A volte è cupa, altre rosea, altre ancora bianco latte.
Ogni tanto diventa nera, spaventosa, nasconde il resto dell’infinito.
Continua sempre a fare il suo cammino.
Gli umani spesso la osservano. Si interrogano. Minuscoli, impotenti.
Pareidolici, plasmano forme, immagini, figure.
Trovano in Nuvola volti familiari, angeli.
Si sorprendono di come segni il confine tra finito e infinito, terreno e divino.
Divide il banale mondo umano dalla stravagante immensità celeste.
Nuvola è pura, ma capace di trasformare le sorti di una giornata.
Leggera, può generare tuoni, diluvi, naufragi.
Un po’ come un uomo che, all’improvviso, viene inglobato da potenti energie emotive.
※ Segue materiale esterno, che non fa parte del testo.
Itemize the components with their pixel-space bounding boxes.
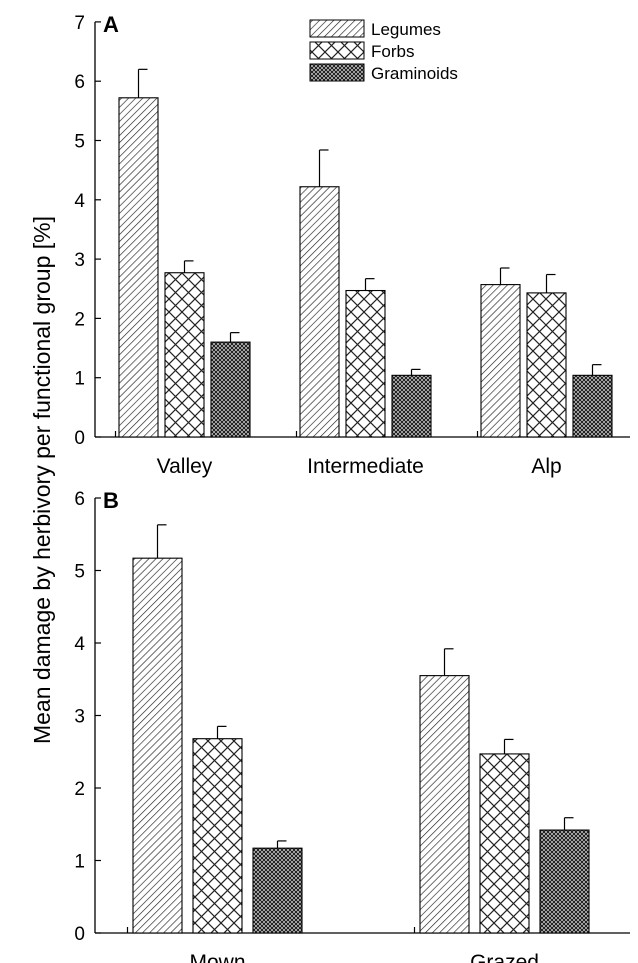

Tristezza. Rabbia. Terrore.
Immensa oscurità che appare non aver fine. Quando, d’un tratto, ricompaiono chiarori, luccichii, bagliori.
Nuvola cela Luna, lascia intravedere solo tratti di cielo. Qualche centimetro, nulla di più.
Nasconde il ceruleo colore dell’infinito.
Non differisce tanto dall’uomo. Anche lui, quando si palesa, nasconde gran parte di sè. Indossa maschere di sfumature diverse in base a giorno, contesto, persone. Poi, fugge e di lui non resta che una scia. A volte splende col suo bagliore. Altre, tuona di emozioni. A volte resiste. Altre, si lascia andare.
Nuvola si spezza. Si disgrega. Si ricompone.
Accetta il perpetuo mutamento. Le tempeste. I turbamenti.
E proprio come nuvola, l’uomo potrebbe proseguire il suo cammino intralciato.